The Community Concert Hall hosts the Reel Rock 13 film festival at 7 p.m. Tuesday. This year’s films include a group of six elite climbers taking on the frozen towers of Antarctica; two Israeli climbers and a Bedouin guide establishing a new route in Jordan; a piece on speed climbing, a sport that debuts at the 2020 Winter Olympics; and an inside look at Czech crusher Adam Ondra, one of the greatest action sport athletes of all time.

If you were hoping to catch desert folk duo Oxygen on Embers at the Listening Room at Red Scarf Studio at 7 p.m. tonight, you’re late to the party. Ditto for Wednesday’s performance by Sara Illsley & Guests. The Listening Room only seats 40 people, and these ones sold out quickly.

Elsewhere: Pete Giuliani brings his trio to the 11th Street Station at 7 p.m. Friday; and the Kirk James Band gets bluesy at Pagosa Brewing at 6 p.m. Saturday (apre?s ski, anyone?)

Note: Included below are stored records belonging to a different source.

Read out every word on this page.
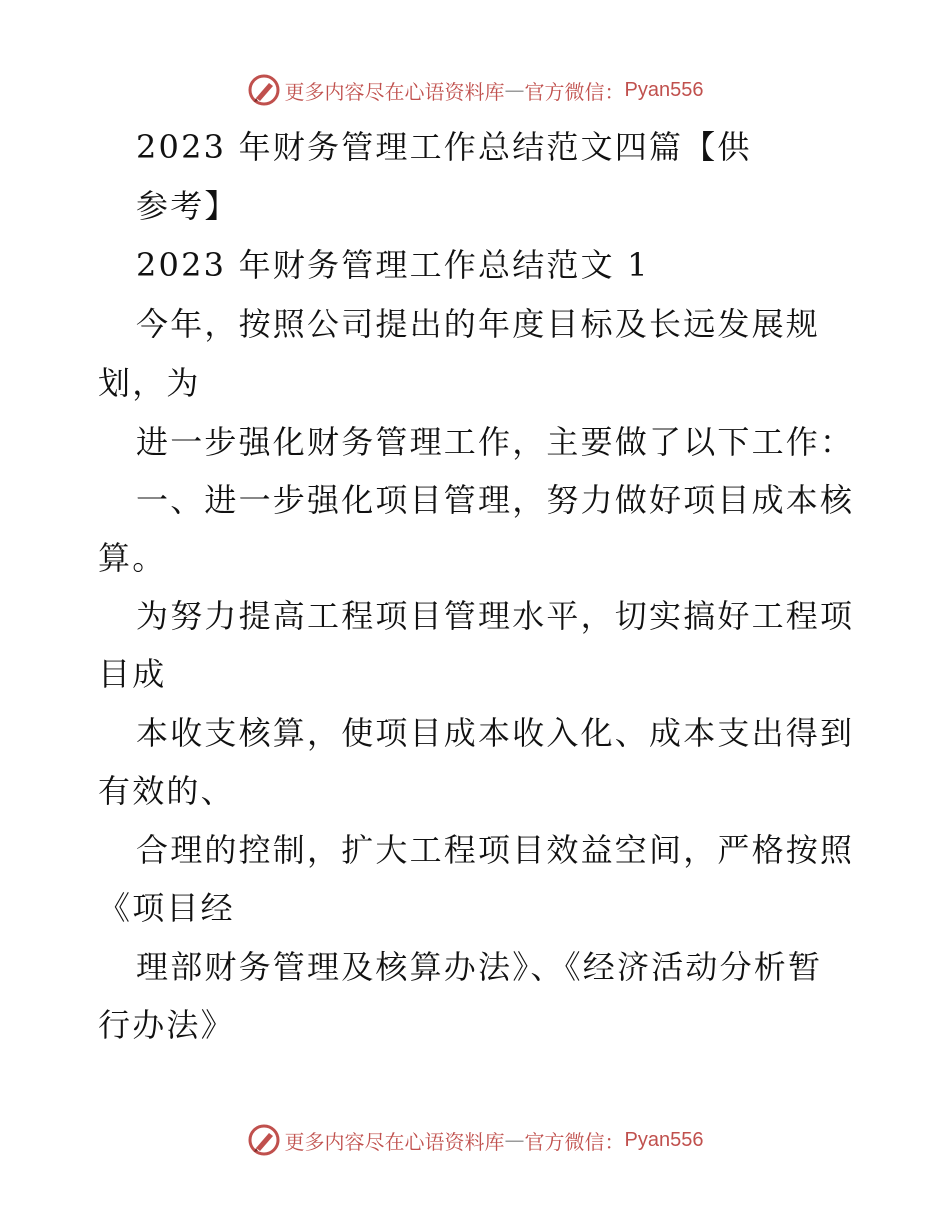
更多内容尽在心语资料库 — 官方微信： Pyan556
2023 年财务管理工作总结范文四篇【供
参考】
2023 年财务管理工作总结范文 1
今年，按照公司提出的年度目标及长远发展规
划，为
进一步强化财务管理工作，主要做了以下工作：
一、进一步强化项目管理，努力做好项目成本核
算。
为努力提高工程项目管理水平，切实搞好工程项
目成
本收支核算，使项目成本收入化、成本支出得到
有效的、
合理的控制，扩大工程项目效益空间，严格按照
《项目经
理部财务管理及核算办法》、《经济活动分析暂
行办法》
更多内容尽在心语资料库 — 官方微信： Pyan556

The best thing I heard this week is “Lean on Me,” a collection of Bill Withers covers by Minneapolis-born jazz, neo-soul and hip-hop artist Jose? James. Withers’ songs are often overlooked by contemporary radio. To many younger listeners, his smooth soul and R&B lacked the punch of the groundbreaking funk of artists like James Brown, P-Funk and the Meters. Still, songs like “Lean on Me,” “Lovely Day,” “Just the Two of Us” and “Ain’t No Sunshine” stand the test of time. In James’ hands, they’re as fresh as they were in the days of A&M radio gold.